I shook my head. “Not quite. There are a lot of loose ends to be tidied up. Like why Fernando was murdered, and by whom. We are not there yet.”
“Well, he clearly wasn’t murdered by Cyril. You figure a woman, Frank?”
“In all probability. In all my years doing this job, I have never seen a man stab to the heart, in the back, in an embrace. Typically, men will stab low to the gut or the solar plexus, up under the rib cage. Even in an embrace. Women kill a lot less than men, and they are typically devious when they do, because usually they are aware that their intended victim, if he is a man, is physically stronger than they are. I have never seen a man kill like this.”
Dehan shrugged. “A woman with a motive for stabbing Fernando in the heart. Hum, let me see.” She puffed out her cheeks and blew. “Let’s face it, that’s not a small pool of suspects, but chances are we’re going to get a hit on CODIS because, as you would say, Stone, two gets you twenty she’s one of the hookers he’s beaten up.”
I nodded. “That would be the obvious explanation.”
“Don’t complicate this, Stone.” She grinned and wagged a finger at me, “Entia non sunt multiplicanda praeter necesitatem.”
Frank went rigid and stared at her. “What have you done to her, Stone? She’s broken.”
I laughed. “It’s Occam’s razor in the original Latin. She does it to annoy.”
“It means,” she said, “things should not be multiplied beyond what is necessary. In other words, don’t complicate things.”
“That is true,” I said. “And William of Occam was a very wise man indeed. But are you sure you are looking at the simplest answer? Are you sure you are not complicating things unnecessarily?”
She crossed her arms. “OK, genius, what’s your theory?”
“I must say,” put in Frank, “I am pretty curious to hear it myself. If this man beats up women for fun, it’s a cinch one of those women killed him.”
I shook my head. “Uh-uh, I plan to wait for the DNA results and then say, ‘See? I knew it!’”
Frank sighed. “I always said he was a fraud. Now please get out. I have places to be and people to dissect. I shall call you when I get the results.”
We left him to his dissecting and made our way out. In the lobby I stopped, called the station and asked to be put through to Clay. It rang a couple of times and a deep voice said, “I told you we got this, mother hen,” then laughed. “What do you want, Stone?”
“I believe you. Has he said anything?”
“Like what?”
“Like any kind of confession?”
“Nah, he just regalin’ us with wild stories of wild parties, cocaine and crazy chicks. I missed my vocation, man. I gonna hand in my badge and become a cocaine traffickin’ artist.”

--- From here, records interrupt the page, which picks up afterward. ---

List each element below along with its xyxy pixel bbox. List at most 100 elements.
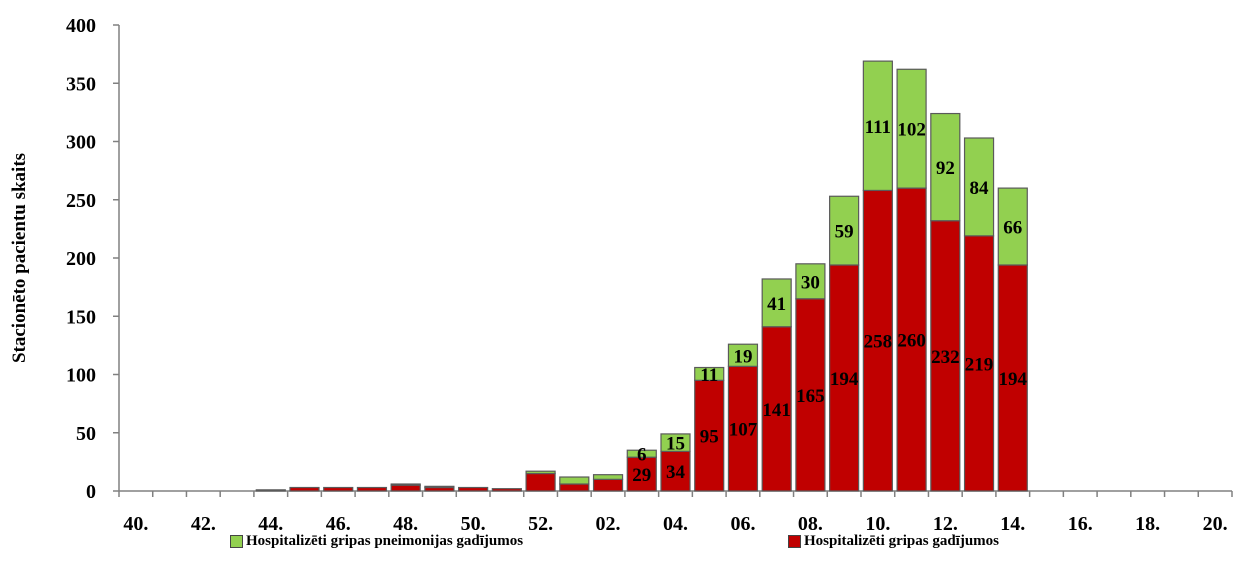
bar-segment-pneumonia: [930, 112, 961, 222]
axes: [113, 24, 1233, 497]
bar-segment-influenza: [930, 220, 961, 492]
x-tick-label: 44.: [258, 513, 283, 535]
legend-label-pneumonia: Hospitalizēti gripas pneimonijas gadījum…: [246, 533, 524, 549]
x-tick-label: 08.: [798, 513, 823, 535]
bar-segment-influenza: [289, 486, 320, 492]
bar-segment-influenza: [660, 450, 691, 492]
x-tick-label: 48.: [393, 513, 418, 535]
data-label-influenza: 34: [666, 462, 686, 483]
data-label-influenza: 95: [700, 427, 719, 448]
bar-segment-pneumonia: [390, 483, 421, 486]
data-label-influenza: 258: [864, 332, 893, 353]
bar-segment-pneumonia: [559, 476, 590, 485]
bar-segment-pneumonia: [963, 137, 995, 237]
y-axis-title-text: Stacionēto pacientu skaits: [9, 153, 30, 363]
data-label-influenza: 232: [931, 347, 960, 368]
bar-segment-influenza: [963, 235, 995, 492]
bar-segment-pneumonia: [761, 278, 792, 328]
bar-segment-influenza: [997, 264, 1028, 492]
bar-segment-pneumonia: [997, 187, 1028, 266]
x-tick-label: 20.: [1203, 513, 1228, 535]
data-label-pneumonia: 59: [835, 222, 854, 243]
y-tick-label: 50: [76, 423, 96, 445]
y-tick-label: 100: [66, 365, 96, 387]
bar-segment-influenza: [896, 187, 927, 492]
legend-swatch-red: [788, 535, 801, 548]
data-label-pneumonia: 15: [666, 434, 685, 455]
y-axis-title: Stacionēto pacientu skaits: [9, 153, 30, 363]
bar-segment-influenza: [592, 478, 624, 492]
bar-segment-influenza: [323, 486, 354, 492]
bar-segment-pneumonia: [694, 366, 725, 381]
data-label-influenza: 165: [796, 386, 825, 407]
legend-label-influenza: Hospitalizēti gripas gadījumos: [804, 533, 1000, 549]
y-tick-label: 200: [66, 248, 96, 270]
legend-item-influenza: Hospitalizēti gripas gadījumos: [788, 533, 999, 550]
x-tick-labels: 40. 42. 44. 46. 48. 50. 52. 02. 04. 06. 08. 10. 12. 1…: [123, 513, 1227, 535]
x-tick-label: 10.: [865, 513, 890, 535]
data-label-pneumonia: 19: [733, 346, 752, 367]
legend-item-pneumonia: Hospitalizēti gripas pneimonijas gadījum…: [230, 533, 523, 550]
data-label-pneumonia: 11: [700, 365, 718, 386]
data-label-influenza: 194: [999, 369, 1028, 390]
y-tick-label: 150: [66, 306, 96, 328]
data-label-influenza: 29: [632, 465, 651, 486]
bar-segment-influenza: [491, 488, 522, 492]
data-label-pneumonia: 66: [1003, 218, 1022, 239]
x-tick-label: 12.: [933, 513, 958, 535]
x-tick-label: 40.: [123, 513, 148, 535]
y-tick-label: 0: [86, 481, 96, 503]
bar-segment-influenza: [694, 379, 725, 492]
bar-segment-influenza: [829, 264, 860, 492]
bar-segment-influenza: [761, 326, 792, 492]
bar-segment-influenza: [525, 472, 556, 492]
y-tick-label: 350: [66, 73, 96, 95]
bar-segment-influenza: [458, 486, 489, 492]
bar-segment-pneumonia: [660, 433, 691, 452]
data-label-pneumonia: 30: [801, 272, 820, 293]
data-label-pneumonia: 111: [865, 117, 891, 138]
bar-segment-pneumonia: [795, 263, 826, 300]
y-tick-labels: 0 50 100 150 200 250 300 350 400: [66, 15, 96, 503]
x-tick-label: 18.: [1135, 513, 1160, 535]
data-label-pneumonia: 84: [970, 178, 990, 199]
data-label-pneumonia: 41: [767, 294, 786, 315]
bar-segment-pneumonia: [424, 485, 455, 489]
legend-swatch-green: [230, 535, 243, 548]
data-label-pneumonia: 92: [936, 158, 955, 179]
data-label-influenza: 260: [897, 331, 926, 352]
bar-segment-influenza: [862, 189, 893, 492]
x-tick-label: 50.: [461, 513, 486, 535]
data-label-pneumonia: 6: [637, 445, 647, 466]
x-tick-label: 52.: [528, 513, 553, 535]
bars: [255, 60, 1028, 492]
bar-segment-pneumonia: [626, 449, 657, 458]
bar-segment-pneumonia: [592, 474, 624, 480]
bar-segment-pneumonia: [896, 68, 927, 189]
y-tick-label: 300: [66, 132, 96, 154]
x-tick-label: 16.: [1068, 513, 1093, 535]
bar-labels: 296 34 15 95 11 107 19 141 41 165 30 194 59 258 111 260…: [632, 117, 1027, 486]
bar-segment-pneumonia: [727, 343, 759, 367]
x-tick-label: 14.: [1000, 513, 1025, 535]
bar-segment-pneumonia: [862, 60, 893, 192]
x-tick-label: 04.: [663, 513, 688, 535]
bar-segment-influenza: [356, 486, 388, 492]
bar-segment-influenza: [559, 483, 590, 492]
data-label-influenza: 141: [762, 400, 791, 421]
bar-segment-influenza: [255, 489, 286, 492]
y-tick-label: 400: [66, 15, 96, 37]
bar-segment-influenza: [727, 365, 759, 492]
bar-segment-influenza: [390, 484, 421, 492]
bar-segment-pneumonia: [525, 470, 556, 475]
x-tick-label: 46.: [326, 513, 351, 535]
x-tick-label: 02.: [596, 513, 621, 535]
y-tick-label: 250: [66, 190, 96, 212]
x-tick-label: 06.: [730, 513, 755, 535]
data-label-influenza: 107: [729, 420, 758, 441]
data-label-influenza: 194: [830, 369, 859, 390]
x-tick-label: 42.: [191, 513, 216, 535]
data-label-influenza: 219: [965, 354, 994, 375]
data-label-pneumonia: 102: [897, 120, 926, 141]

“I’m sure you’ll prosper. Anyone call, visit, ring at the door…?”
“No.”
“OK, we’re on our way to the station. I’ll talk to the inspector and…” I thought for a moment. “Yeah, what the hell, we’ll bring him in.”
“Ten four, man. We’ll be waitin’ for your call.”
I hung up and Dehan said, “Bring him in for what?”
I didn’t answer straight away. Finally I gave my head a small twitch and said, “Drug trafficking, at the very least.”
I took the chains out of the trunk and put them on the wheels. The snow was getting deep on the roads. There were barely any pedestrians and the traffic had thinned out to the odd, sporadic vehicle crawling through the gossamer veils of falling flakes.
It took us a good forty minutes to get to the station and by the time we had collected two cups of coffee and climbed the stairs to the inspector’s office, we were cold, tired and pretty miserable. His office was warm and he was, as always, welcoming.
“What an appalling night to be out solving murders! Tell me, I have been going over the original report and I am intrigued, how are you getting on? How is it going? Sit! Sit!”